В кабинет было разрешено входить одному Левону Абгаровичу, он садился на стул напротив Иннокентия Павловича, так они, не признося ни слова, подолгу сидели друг против друга, да им и нечего было пока друг другу сообщить и не на чем строить догадки и прогнозы даже на завтрашний день. Левон Абгарович время от времени делал попытку что-то сказать, о чем-то предуведомить босса или дать совет, но всякий раз ничего, кроме своего обычного "Анекдот!.." - сказать не решался, видя, что тот все еще никак не придет в себя. Потом, словно ужаленный осой, вскакивал с места и опрометью бежал вон из кабинета, чтобы узнать, что делается в операционном зале. Там было тихо, ни одной лишней души, поскольку посетителей пускали внутрь строго по одному.
Не в силах совладать с волнением и ожиданием еще более крутого поворота событий Иннокентий Павлович подходил к окну и чуть приоткрывал штору: народу на улице нисколько не поубавилось, разве что после того, как Левон Абгарович объявил по мегафону, что банк будет производить операции как обычно и желающие получить свои вложения наличными будут удовлетворены, скандирование "Президента! Правительство! Директора!" прекратилось, хотя лица людей на тротуаре были по-прежнему возбуждены и преисполнены страха и ярости. Толпа несколько рассеялась только к закрытию банка, но тут же объявились охотники дежурить, не сходя с места, всю ночь, до самого утра, и организовали запись в очередь на завтра, чтобы не было вновь давки и беспорядка.
И Иннокентий Павлович не то с удивлением, не то с обидой подумал, как доверчив русский человек - стоит услышать ему даже от самого мелкотравчатого начальства что-либо ободряющее и вселяющее какую-никакую надежду, как он и успокаивается…
В семь двери "Русского наследия" закрыли, толпа стала понемногу расходиться, и только когда из банка ушли изнемогшие, с осунувшимися от тревог и страхов этого дня лицами все до единого сотрудники, Левон Абгарович и Иннокентий Павлович последовали, черным же ходом, за ними. Шоферу Степе было велено подать машину не к подъезду, как обычно, а опять же за угол, но Иннокентий Павлович неожиданно для себя отказался от его услуг:
- Ты поезжай, я пройдусь немного пешком, давно не гулял по Москве, а там такси поймаю… - И Левону Абгаровичу, который собрался было сопровождать его, тоже отказал: - Я хочу один, Абгарыч, утром созвонимся по мобильнику…
И первая же мысль, которая пришла ему в голову, когда он оказался один, поразила его своей печалью: а ведь теперь уже не до реконструкции графской усадьбы, ни сейчас, ни, видимо, в обозримом будущем… И не быть у "Русского наследия" новоселью…

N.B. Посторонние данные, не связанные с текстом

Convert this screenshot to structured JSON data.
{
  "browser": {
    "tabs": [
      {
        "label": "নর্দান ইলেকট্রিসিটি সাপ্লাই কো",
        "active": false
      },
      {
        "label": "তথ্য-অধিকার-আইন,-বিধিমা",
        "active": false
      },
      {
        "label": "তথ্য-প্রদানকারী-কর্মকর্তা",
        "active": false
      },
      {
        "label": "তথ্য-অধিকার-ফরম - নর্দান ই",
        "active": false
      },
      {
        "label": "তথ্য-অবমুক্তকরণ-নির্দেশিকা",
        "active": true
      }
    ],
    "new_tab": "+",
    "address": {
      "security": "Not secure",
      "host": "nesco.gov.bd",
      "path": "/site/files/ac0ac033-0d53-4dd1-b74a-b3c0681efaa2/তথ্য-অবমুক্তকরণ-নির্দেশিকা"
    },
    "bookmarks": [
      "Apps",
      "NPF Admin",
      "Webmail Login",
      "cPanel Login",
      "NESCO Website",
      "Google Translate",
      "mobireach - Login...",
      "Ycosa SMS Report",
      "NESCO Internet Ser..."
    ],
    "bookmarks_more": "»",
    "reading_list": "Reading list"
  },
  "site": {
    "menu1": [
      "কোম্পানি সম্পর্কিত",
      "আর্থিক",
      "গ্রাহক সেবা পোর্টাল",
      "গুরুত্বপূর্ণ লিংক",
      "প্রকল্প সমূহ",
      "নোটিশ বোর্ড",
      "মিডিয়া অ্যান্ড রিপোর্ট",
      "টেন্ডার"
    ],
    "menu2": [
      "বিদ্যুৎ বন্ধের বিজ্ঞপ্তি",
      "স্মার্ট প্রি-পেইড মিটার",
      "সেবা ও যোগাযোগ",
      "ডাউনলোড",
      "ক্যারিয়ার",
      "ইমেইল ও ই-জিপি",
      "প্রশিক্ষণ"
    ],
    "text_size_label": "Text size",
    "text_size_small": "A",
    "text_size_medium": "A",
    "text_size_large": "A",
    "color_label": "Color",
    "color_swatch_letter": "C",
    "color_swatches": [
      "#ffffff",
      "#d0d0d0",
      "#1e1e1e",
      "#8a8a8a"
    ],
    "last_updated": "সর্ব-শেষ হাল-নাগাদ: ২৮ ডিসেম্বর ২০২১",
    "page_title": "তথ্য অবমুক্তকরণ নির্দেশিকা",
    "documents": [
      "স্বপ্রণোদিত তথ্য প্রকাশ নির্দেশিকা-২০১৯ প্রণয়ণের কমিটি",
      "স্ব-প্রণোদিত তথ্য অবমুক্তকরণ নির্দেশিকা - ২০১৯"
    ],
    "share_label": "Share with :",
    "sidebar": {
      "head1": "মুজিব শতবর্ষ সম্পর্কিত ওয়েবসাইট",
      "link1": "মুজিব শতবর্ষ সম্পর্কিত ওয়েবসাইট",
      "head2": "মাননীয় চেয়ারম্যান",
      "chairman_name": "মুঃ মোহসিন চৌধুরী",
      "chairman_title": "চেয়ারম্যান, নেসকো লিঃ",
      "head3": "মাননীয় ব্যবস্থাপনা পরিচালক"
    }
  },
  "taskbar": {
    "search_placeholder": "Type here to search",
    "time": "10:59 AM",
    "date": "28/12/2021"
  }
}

Он усмехнулся про себя, вдруг вспомнив, что художник, который разрисовывал полотнище, скрывающее убогость останков старого дома, с превеликим удивлением сообщил ему, что ни в одном историческом сочинении о Москве, ни в одном краеведческом справочнике он, сколько ни искал и ни рылся, так и не нашел ни одного упоминания о графе Сокольском, более того, о самом старинном его роде!..
Словно бы для того, чтобы убедиться, что усадьба эта не мираж, не какая-нибудь фата-моргана, Иннокентий Павлович свернул было с бульвара на Покровку, где, на диво всем проезжим и прохожим, величаво и тяжело колыхалось на ветру намалеванное на грубом холсте "Русское наследие", каким оно виделось ему в мечтаниях и каким, судя по всему, никогда ему уже не стать.
Иннокентию Павловичу непрошенной пришла на ум совершенно уж безумная мысль, навеянная отчаянием и страхом перед сгущающимся подобно черной, предвещающей грозовой смерч туче неопределенным будущим, чреватым светопреставлением: если уж дело дойдет до полного банкротства и ему придется скрываться от разъяренных кредиторов, то лучшего прибежища и укрытия, чем эта развалюха, ему не найти…
Он долго бродил по бульварам от Яузы до Чистых прудов и обратно, присел на скамейку, откинулся на спинку и тут же почувствовал бессильную опустошенность от событий этого бесконечного дня. Мобильник его несколько раз напоминал о себе, и Иннокентий Павлович его отключил. Словно из чьей-то жалости он внезапно уснул, и в рваном, бессвязными урывками, сне ему все чудилось, что единственно, где он может найти ответ и совет и даже наставление, как быть, что делать и как спасти "Русское наследие", это в одном лишь рушащемся на глазах старом графском доме…
Августовские ночи коротки, уже светало, стояло зеленое от густо обсыпавшей клены, еще не просохшей от ночной росы листвы раннее ясное утро, но Иннокентий Павлович после всего случившегося с ним за последние одни только сутки был не в состоянии что-либо замечать вокруг себя. Он остановил первое же проезжавшее мимо такси, шофер словно без слов угадал, куда именно ему надо, мигом свернул с бульваров на Тверскую и помчался прямиком на Рублевку. А Иннокентий Павлович, постепенно приходя в себя от быстрой езды и дувшего в приспущенное боковое окно плотного ветерка, старался припомнить хотя бы мало-мальски отчетливо, что именно с ним приключилось предыдущей ночью в немом мертвом доме, о чем наплел ему загадочный этот Петр Иванович, не говоря уж о собственных своих по этому поводу мыслях. Кроме разве того - да и то как бы сквозь липкий, вязкий туман, - что ему, как выразился тайный советник, вовсе не банк какой-то, не пустые руины достались в наследство, а - сама Россия, какая она есть, с сиротской ее тысячелетней тайной, которую теперь не кому иному, как ему, Иннокентию Павловичу Грачевскому, разгадать и обустроить… Или что-то в этом роде, непонятное, невнятное, но и оставившее по себе бередящее, тревожное чувство: он - и никто другой…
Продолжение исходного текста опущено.